Mariana tentou dizer alguma coisa, porém Daniel a calou num gesto com a mão. Ele se aproximou da pia e tirou a tampa do ralo. Depois esperou um pouco, mas antes que a água terminasse de escoar, ele ergueu o cachorro e o segurou debaixo do braço. Com o outro braço procurou nos bolsos dos casacos que estavam pendurados ao lado da porta até encontrar as chaves do carro. Já estava saindo, mas depois que abriu a porta deteve-se, como se tentasse se lembrar de alguma coisa que poderia haver esquecido.
“Daniel”, Mariana disse. Ela chorava. “Daniel, o que aconteceu com você?”
“Mariana,”, ele replicou, “fecha essa sua boca, está bem? Feche-a ou senão lhe quebrarei os ossos.” Ele enfiou as chaves no bolso e colocou o cão sobre a mesa de jantar. Entrava um vento pela porta aberta. A água pingava da pele do cachorro sobre a mesa.
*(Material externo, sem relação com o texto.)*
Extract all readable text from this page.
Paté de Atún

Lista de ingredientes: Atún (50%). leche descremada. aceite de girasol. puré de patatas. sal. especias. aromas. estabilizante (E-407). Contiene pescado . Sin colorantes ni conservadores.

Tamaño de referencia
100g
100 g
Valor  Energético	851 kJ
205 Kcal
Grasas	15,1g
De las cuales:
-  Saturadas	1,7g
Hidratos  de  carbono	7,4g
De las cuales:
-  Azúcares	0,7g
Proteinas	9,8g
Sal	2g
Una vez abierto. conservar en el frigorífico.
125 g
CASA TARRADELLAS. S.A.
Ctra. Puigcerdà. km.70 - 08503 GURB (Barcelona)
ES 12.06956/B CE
Daniel ficou parado na entrada da cozinha e mexia nas chaves do bolso através do tecido da calça.
Mariana falou baixinho. “Daniel,”, ela disse, “Daniel, o que você quer dele?”
Daniel se aproximou do lugar onde ela estava parada.
Ele articulou cada palavra pausadamente. “Cale a boca.”, gritou. “Ouviu?”
Seu rosto ficou bem perto do dela. Foi difícil para Mariana olhar para ele dessa distância, mas ela não se afastou. O hálito dele cheirava a creme dental. Ela tentou pegar em suas mãos, mas foi impedida.
“Ouviu?”, ele gritou.
Mariana chorava. Ele a segurou pelos pulsos e a apertou contra a parede. “Ouviu?”
Ela balançou a cabeça. Sua boca estava aberta e um fio de saliva lhe escorria dos lábios. “Ótimo”, Daniel disse.
Ele a soltou e se aproximou da mesa. Em seguida, pegou o cachorro e saiu de casa batendo a porta.
Mariana se sentou.
O menino ficou ao seu lado. Seus joelhos tremiam. Eles ouviram a porta do carro se fechar e o som do motor. Depois, ouviram o barulho que se afastava.